小さな物音を立てて、男は人形のように地面に倒れる。


何事かと振り向いたもう一人の男の顎から頭に向けてボーニングナイフを突き上げた。

微かに痙攣しながら、また同じように地面へと倒れた。


ナイフについた血を振り払いながら、お嬢様の下へと戻った。


「敵を───」

始末してきました。

そう言おうとして、お嬢様の顔を見て口をつぐんだ。


「無効化してきました」

その言葉に、お嬢様は大きく息を吐いた。

暗がりでも分かるほど顔色は悪く、汗がにじんでいる。


「ありがとう、喜伊さん」

弱弱しく私に笑いかけるお嬢様。


「いえ」

慰めも、労りも、今のお嬢様にはするわけにはいかない。

一歩一歩、お強くなられようとされている。

だから、私は当たり前のようにこなしていく。


「先へ進みましょう」

ボーニングナイフを懐に仕舞いながら、また進みだした。



気配が多く集まっていた場所へ進めば進むほど、血の匂いが強くなっていく。

その一番濃い場所へと到着した。


「よう。なんだ眠れねぇのか?」

骸の山の上に鎮座する、赤い帽子の悪魔。

血が滴る手斧をゆらゆらと揺らす。


むせかえるような血の匂いと、死の香りが漂う異様な空間。

ぴちゃりと、水たまりを踏むような音が足元から聞こえる。

それが血だまりを踏んだ音だと気付き、お嬢様は小さな悲鳴をあげた。


「確認に来ただけですが……もう終わったようですね」

その言葉に、レッドキャップはヒヒッと小さく笑う。


「残念だったな。

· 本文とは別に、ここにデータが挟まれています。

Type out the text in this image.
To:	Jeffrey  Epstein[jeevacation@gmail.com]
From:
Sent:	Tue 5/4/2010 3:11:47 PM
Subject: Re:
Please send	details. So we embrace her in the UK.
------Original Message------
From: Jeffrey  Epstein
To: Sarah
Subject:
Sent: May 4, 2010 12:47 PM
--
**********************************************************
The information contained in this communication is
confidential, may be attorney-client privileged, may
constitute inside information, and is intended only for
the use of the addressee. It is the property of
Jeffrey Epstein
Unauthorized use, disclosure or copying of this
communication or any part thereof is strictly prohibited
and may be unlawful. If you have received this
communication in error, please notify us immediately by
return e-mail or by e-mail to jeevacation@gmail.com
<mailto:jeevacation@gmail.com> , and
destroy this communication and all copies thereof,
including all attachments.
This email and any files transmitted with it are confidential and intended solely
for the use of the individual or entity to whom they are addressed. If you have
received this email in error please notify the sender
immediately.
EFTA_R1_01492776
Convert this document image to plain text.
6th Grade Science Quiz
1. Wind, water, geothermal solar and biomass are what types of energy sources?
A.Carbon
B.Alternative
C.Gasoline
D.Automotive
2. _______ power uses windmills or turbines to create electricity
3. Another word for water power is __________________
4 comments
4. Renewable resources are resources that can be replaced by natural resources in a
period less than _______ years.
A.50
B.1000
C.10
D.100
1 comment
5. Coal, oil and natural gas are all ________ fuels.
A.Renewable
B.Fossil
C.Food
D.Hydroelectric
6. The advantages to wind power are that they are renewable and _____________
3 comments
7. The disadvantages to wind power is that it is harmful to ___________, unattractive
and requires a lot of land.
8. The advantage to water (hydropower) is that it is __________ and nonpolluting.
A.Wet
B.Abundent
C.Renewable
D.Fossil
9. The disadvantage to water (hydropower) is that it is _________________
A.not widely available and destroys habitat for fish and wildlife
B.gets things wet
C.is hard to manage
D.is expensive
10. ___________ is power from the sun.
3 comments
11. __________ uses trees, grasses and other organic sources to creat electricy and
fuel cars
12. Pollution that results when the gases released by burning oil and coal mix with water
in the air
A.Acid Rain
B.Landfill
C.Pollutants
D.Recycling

残飯さえも出てねぇよ」

グリッと物言わぬ骸の頭を踏みにじる。

組織の中で見たことのある顔がいくつかある。

恐らく、私達に差し向けられた刺客だろう。


「どうするつもりなんですか、少なくとも敵ではないでしょう?」

私の言葉にレッドキャップは眉を顰める。


「お前もそんなこと言うのかよ。敵だの、味方だのくだらねぇ。アタシはアタシのやりたように動くだけだ。勝手に勘違いして、アタシを味方とカテゴライズしたのはあっちだぜ?」

何事もないように飄々としながら、レッドキャップは骸に刺さったナイフを抜き、血を拭うことなく腰の皮ベルトに納める。

愚かで、危ういその行動に今度は私が眉を顰めた。


「あなたの進む道も、破滅しかないでしょうね」

その言葉に不愉快そうにレッドキャップは鼻を鳴らす。


「生きたいように生きて、なにが悪い。お前もそうだろう。生まれ持った性なんだよ。欲望のままに血煙をまき散らしながら、生を刈り取っていく。好きなように生きる、それが”アタシ達”だろ?」

手斧で私を指す。

手斧に付いた血が刃を伝い、地面へとポタリと落ちた。


「……私をお前と一緒にするな」

自分の言葉でありながら、なんて軽い言葉なんだろう。

レッドキャップの言葉は私の核心を突いてくる。

それが不愉快で、そして欲望のままに動けることに少し羨ましくも感じる。


「自分の性を、根底を否定すんなよ。立ち位置が違うだけで、根っこは同じだ」

その言葉になにも反論することができず、レッドキャップから視線を逸らす。

そんな私を、レッドキャップはつまらなそうに見る。


「くだらねぇ。いつまでも、てめぇとおじょうさまを欺けると思うなよ」


鼻を鳴らしながら手斧を無造作に革ベルトに納める。

そのまま骸の上で、ベッドに寝るようにゴロンと横になる。


「失せろ。もう話すことはねぇよ」


そのままレッドキャップは目をつむった。

私は言い返す言葉を探すも、なにも見つけることができず、お嬢様と共に拠点へと引き返していった。


レッドキャップがまき散らした血の匂いが、いつまでも私の後をついてきた。

未だ彷徨う私を、あざ笑うように。